Прежний испуг мгновенно овладел разумом Макса, переключив сознание, от испытания пыткой звуком, на страх перед вероятными неприятностями, грозящими от общения с этой женщиной.
– Работать, значит, для него – ерунда! Его капризы, разумеется, важнее любой работы! Он, видите ли, стоит выше тех, кто работает! Ну конечно – он же у нас герой! Убил, украл, изнасиловал… ведь это, у таких как ты, в почёте! Это вы считаете геройством, знаю! Я всё знаю о таких, как ты… знаю, что ты ценишь, чего любишь, чего нет, знаю о чём думаешь… – громко причитая, негодующе заворчала толстуха, выпрямляя колени от согбения.
– Нет, нет, миссис! Что Вы?! Как Вы могли подумать, будто я не уважаю Ваш труд? Я совершенно не это имел в виду!… Я, всего лишь, хотел попросить Вас выключить эту музыку, или, если это так необходимо, хотя бы сделать её тише… Я умираю от боли! Каждый звук рвёт мои внутренности на части! Голова вот-вот лопнет от воя этой проклятой флейты! – тут же принялся оправдываться Max, видя, что дело начинает принимать конфликтный оборот.
– Проклятая флейта, ты говоришь?… Значит эти славные, нравоучительные звуки мелодии, написанной самим Шопеном, не будят в тебе чувство мягкого, гармоничного покоя, не вызывают желания делать добро? – хищно насупившись, угрожающе тихим и въедливым голосом, переспросила Макса толстуха.
– Доброоо?… Ну конечно, разумеется, я хочу делать добро, слушая эту мелодию! Она мне очень нравится! Ведь это ─ сам Шон Пен!… И мне делается всё спокойней на душе от прослушивания именно этой музыки!… Но вот лишь звук флейты слишком режет мой слух! Вероятно, именно эта, конкретная флейта донимает моё тело… ведь у каждого человека есть нелюбимые звуки… – распалился в оправданиях Max, чувствуя, что ситуация не становится мягче, и пытаясь хоть как-то подобраться к сердцу и состраданию уборщицы.
– То, что твой слух не приспособлен к благостному вниманию классической музыки, я уже заметила, но вот касаемо души, дорогой мой, ты, наверное, заикнулся зря… – коварно понижая голос до шипящего шёпота, продолжила своё психологическое наступление толстуха-уборщица.
– Нет, нет, миссис, что Вы! Вы, наверное, неправильно меня поняли!… Я же сказал о душе очень искренне! Я имею в виду добро, чистоту, совесть и всё то, что есть в нас самого лучшего, как качества, созвучные достойной музыке… Я очень уважаю классику! Может быть, я простоват, и развит недостаточно, но классику уважаю от всей души! – панически оборонялся Max, видя, что толстуха намеренно заводит разговор в пучину драматизма и толкает к раздору.

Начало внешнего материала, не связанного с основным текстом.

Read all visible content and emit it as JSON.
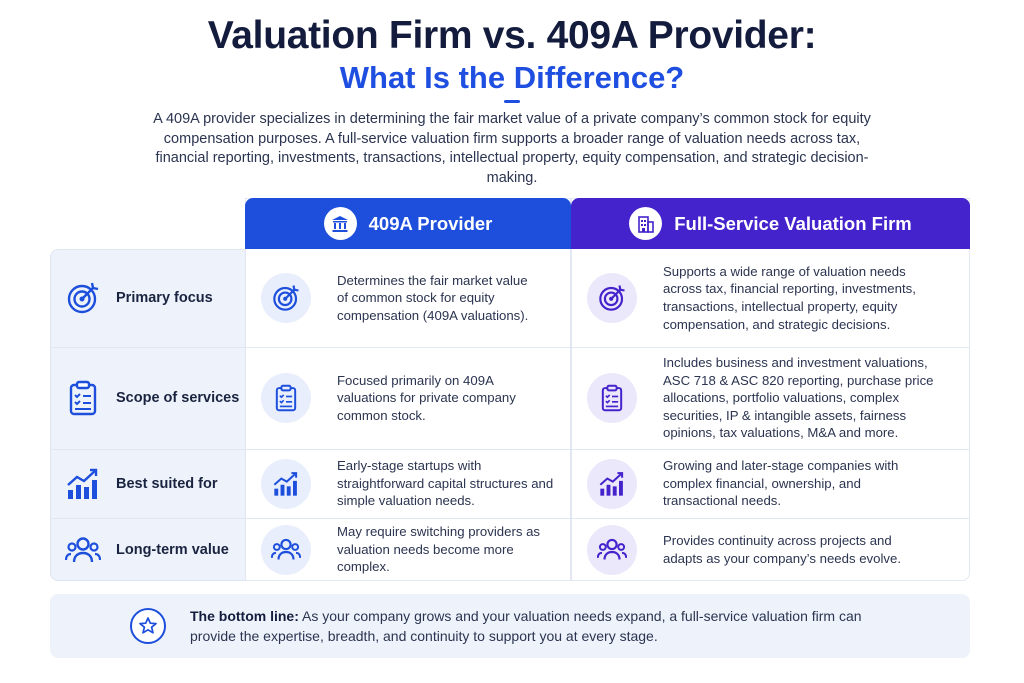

– А что же это у тебя на шее за амулет такой, раз ты о душе заговорил, голубчик? – лукаво прищурившись, надвинулась на Макса уборщица.
Макс опустил подбородок на грудь, и попытался рассмотреть, действительно, подвешенный на массивной золотой цепи, квадратный значок, сделанный из чёрного металла, со вживлёнными в углубления, ярко-белыми каменьями. Хоть и глядя с головы на ноги, он все же умудрился рассмотреть, искусно выгравированную на чёрном металле, объёмную морду какого-то дикого животного. В сознании Макса тут же всплыла мысль о том, что животное это – символ производительных сил, жизненной энергии, коя необходима мужчине для выживания в опасном и хищном окружающем мире. Разум подсказал Max’у даже само сакральное имя этого животного-тотема – “Матумба”. Откуда появилось это знание, Max сказать себе не мог, но, при этом, чувствовал некую фанатичную уверенность, относительно имени и предназначения тотемного амулета, уверенность, ощущаемую как религиозное чувство.
– Это Матумба! – уверенно ответил толстухе Макс, впустив в свой гарлемский выговор афроамериканца, оттенок нигерийского “бенуэ”.